Les cendres de Narcisse

L’automne aux feuillets de miroirs d’eau entre en écho avec la mortelle mémoire de précédentes histoires. Toujours à dé-fixer le clou des représentations Narcisse épuise le tournevis des divas vagabondes au blanc des lavabos. Repos. Entre ici et là bas, le silence d’un pouce levé, aboli bibelot d’inanité sonore, arrache au temps ses aiguilles d’argile. Narcisse le Mallarmé contemple la shynge du moment. Il pleure la douleur de l’insaissable étreinte, de l’image évincée, de l’onde troublée. Combien de morts traversées, d’écueils où échouer, de regrettables destinées où avouer la frugale pincée d’amour perdu. Les cendres nacrées de la fleur d’or dort au mitan de l’hiver attendu. Narcisse, tel un pendu, taraude nos poumons de visions à l’envers, de chevelures à l’onde froissée, d’étoiles piquantes sous des couches d’oignons bien terrés. Taisons le feu de l’abime au cortège acerbé. Tombent des nues des âmes bleuies qui mouillent les joues creuses des arbres squelettiques.

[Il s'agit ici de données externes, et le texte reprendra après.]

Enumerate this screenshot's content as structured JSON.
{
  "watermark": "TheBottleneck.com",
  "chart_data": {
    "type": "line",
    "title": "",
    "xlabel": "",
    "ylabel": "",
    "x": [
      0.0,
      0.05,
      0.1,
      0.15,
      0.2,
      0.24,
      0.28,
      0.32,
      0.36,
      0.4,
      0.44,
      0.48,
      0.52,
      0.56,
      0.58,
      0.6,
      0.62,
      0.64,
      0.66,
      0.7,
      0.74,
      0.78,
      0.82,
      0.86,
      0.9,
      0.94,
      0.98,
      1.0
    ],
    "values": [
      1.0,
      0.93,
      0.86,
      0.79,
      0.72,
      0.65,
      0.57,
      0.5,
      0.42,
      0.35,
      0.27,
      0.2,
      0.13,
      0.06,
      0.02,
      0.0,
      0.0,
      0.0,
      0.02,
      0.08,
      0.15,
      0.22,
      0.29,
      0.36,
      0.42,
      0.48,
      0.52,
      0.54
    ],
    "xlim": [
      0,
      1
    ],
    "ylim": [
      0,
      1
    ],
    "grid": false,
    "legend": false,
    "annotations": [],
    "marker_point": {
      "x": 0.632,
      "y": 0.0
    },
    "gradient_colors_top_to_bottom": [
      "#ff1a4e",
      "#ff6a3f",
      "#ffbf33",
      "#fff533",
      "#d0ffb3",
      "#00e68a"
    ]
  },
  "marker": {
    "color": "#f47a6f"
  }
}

Les feuilles abondent au sol lavé. Voici l’or éparpillé qui ne sait où aller… rentrer chez soi est un bois hors de tous les sorts – délivrée en l’instant d’éveil je s’éveille à la nue d’altérité…

Quelques nouvelles de plumesioux sur plumesioux, il va de soi, quelques nouvelles sous formes d’inspirations poétiques, de textes phénix et flamands roses, où la beauté des dits (DéiTé et DéeSse) offrent de leur bonté, banale et singulière à la balançoire du temps qui s’égrène entre nous et les ponpons de la mort. Voilà bien longtemps qu’il n’y avait eu un texte de Sioux pour sa plume. voilà qui est fait!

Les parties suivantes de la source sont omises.